Обстоятельства и Лилит заставили Ульдиссиана позабыть о кости и её возвращении, и он посчитал, что она и страшная тень Малика исчезли под обломками храма. Теперь Ульдиссиан ясно видел, что он, к несчастью, сильно ошибался на этот счёт.
И за эту ошибку он заплатит забвением, а также тем, что его тело и силы перейдут к человеку, который является злом в чистом виде.
— Мы — или, вернее, я — уже давно отсюда исчезнем ко времени, когда глупец Зорун осмелится вернуться. Было легко проделать дыры в истории, которая и без того полна дыр. Я руководил его мыслями с того самого момента, как попал в это тело великана, играя на его собственном тщеславии. Как бы ему ещё в голову пришло, что он так легко сумел поймать тебя благодаря своей никчёмной силе! Ему удалось это только потому, что я, кто успел узнать тебя так хорошо, мой старый друг, обеспечил настоящую попытку. Я знаю прорехи в твоей броне, и я воспользовался ими, — лицо Терула радостно осветилось. — И всё прошло так гладко, что я сам был поражён!
Ульдиссиан слушал. Это было единственным, что он мог делать, и его единственным орудием. Малик утверждал, что время на его стороне, но чем больше узник делал вид, что внимательно слушает, тем больше высший жрец становился, как Зорун Тзин, горд собой.
Ульдиссиан знал, как опасно владеть такими сильными навыками. Он и сам не раз становился жертвой самомнения — быть может, трагическое путешествие с несчастным мастером Фахином было тому страшным напоминанием. Ведь Ульдиссиан считал себя неодолимым, недосягаемым. Он всё спланировал идеально… Или так он думал. Сейчас это казалось таким опрометчивым, таким нелепым — предполагать, что можно просто войти в столицу восточной части света и потребовать права говорить с лидерами, не страшась предательства или последствий.

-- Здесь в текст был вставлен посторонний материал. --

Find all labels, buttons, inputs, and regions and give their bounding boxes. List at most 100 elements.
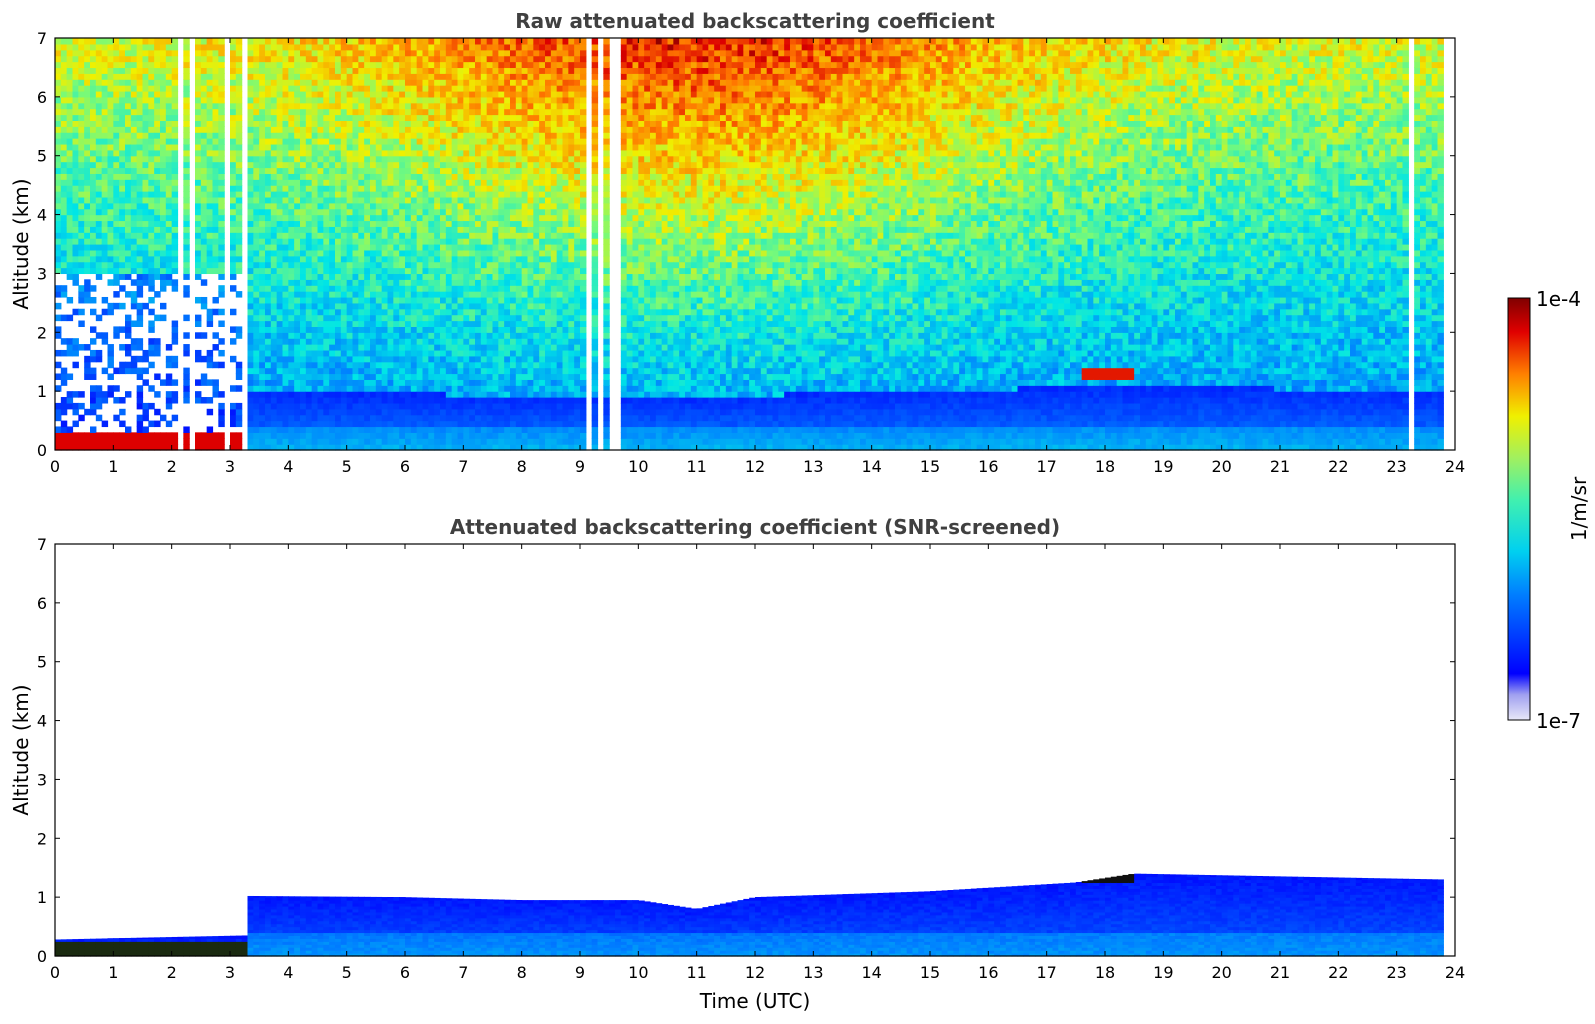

— Да, я смогу найти твоему телу куда лучшее применение, — Терул — нет, Малик — сделал шаг к Ульдиссиану, крепко сжимая осколок. Ухмылка великана становилась чрезвычайно злобной. — А теперь, сын мой, желаешь ли ты признаться в чём-либо перед тем, как обретёшь полнейшее забытьё?
Ульдиссиан попытался очистить голову, но боялся, что уже слишком поздно. Изменение Маликом заклинания мага пока никоим образом не ослабило хватки на нём. Да, в лучшем случае это была отчаянная надежда, но в то же время это была единственная надежда Ульдиссиана.
— Не желаешь? Что ж, тогда мы начнём, — Малик приложил частицу кристалла к груди Ульдиссиана. Высший жрец начал тихо нашёптывать…
В этот момент тепло стало передаваться от камня Ульдиссиану. Поначалу он подумал, что это часть заклинания жреца, но затем туман, который мешал ему сосредоточиться, начал рассеиваться. Его сила вернулась…
Но изменение в нём не осталось незамеченным. Малик нахмурил брови:
— Что за?..
Дух не продолжил. Точно так же, как в джунглях с Мендельном, Ульдиссиан дал волю эмоциям. Не было времени поступать иначе.
В месте прикосновения осколка возникло яростное оранжевое свечение.
Великан издал вопль, когда свирепая сила выжгла его кожу, его мышцы и всё под ними. Лицо стало ещё безобразнее, когда бушующая энергия вырвала губы и веки Малика. Затем глаза расплавились, так что остались одни глазницы, а челюсть безвольно отпала.
Мучитель Ульдиссиана рухнул грудой костей.
В то же время заклинание, удерживавшее сына Диомеда, наконец рассеялось. К несчастью, это привело к тому, что Ульдиссиан, изнурённый не только приложенными усилиями, но и пытками Зоруна Тзина, больно упал на пол. Он был не готов защититься, и простое падение оставило его разбитым и, что ещё важнее, оглушённым.
Привели его в чувство как будто бы голоса, а может быть, один голос, много раз отдавшийся эхом в его голове. Ульдиссиан перекатился на бок, и его взору предстало тошнотворное зрелище сожжённого трупа. Рассыпающиеся пальцы одной руки задёргались, и Ульдиссиан уж было подумал, что Малик выжил, но затем тело снова затихло.
Не уверенный в том, что сможет проделать то же самое с Зоруном Тзином или кем бы то ни было другим, кто придёт за ним, Ульдиссиан теперь желал только одного: быть как можно дальше от убежища мага. Дальше…
И вот он исчез.
Зорун не мог понять не только того, почему три самых старших мага, служащих принудительной длани совета, соизволили лично явиться в его жилище, но и того, почему они расспрашивали абсолютно обо всём, что он рассказал, так, словно они уже знали, что он солгал. Он не ощущал заклинания правды и знал, что, какими бы способными они ни были, эти трое — даже высокий, худосочный Нурзани — не обладали достаточной силой, чтобы наложить такое заклинание, какое бы он, Зорун Тзин, не смог бы уловить.
Трое стояли перед ним подобно жнецам, на каждом из них был надет оранжево-коричневый объёмистый плащ с узким остроконечным капюшоном принудительного ордена. Кетуя едва можно было разглядеть под его капюшоном — кожа его было чёрной, почти как тень. Только его лукавые глаза были по-настоящему видны. Амолия, чьи корни восходили к поселенцу-ассенианцу, потомки которого заполонили теперь северную часть столицы, была по сравнению с ним, как привидение. Её кожа была бледной, как слоновая кость, и Зорун знал, что после дня, проведённого на солнце, она останется такой.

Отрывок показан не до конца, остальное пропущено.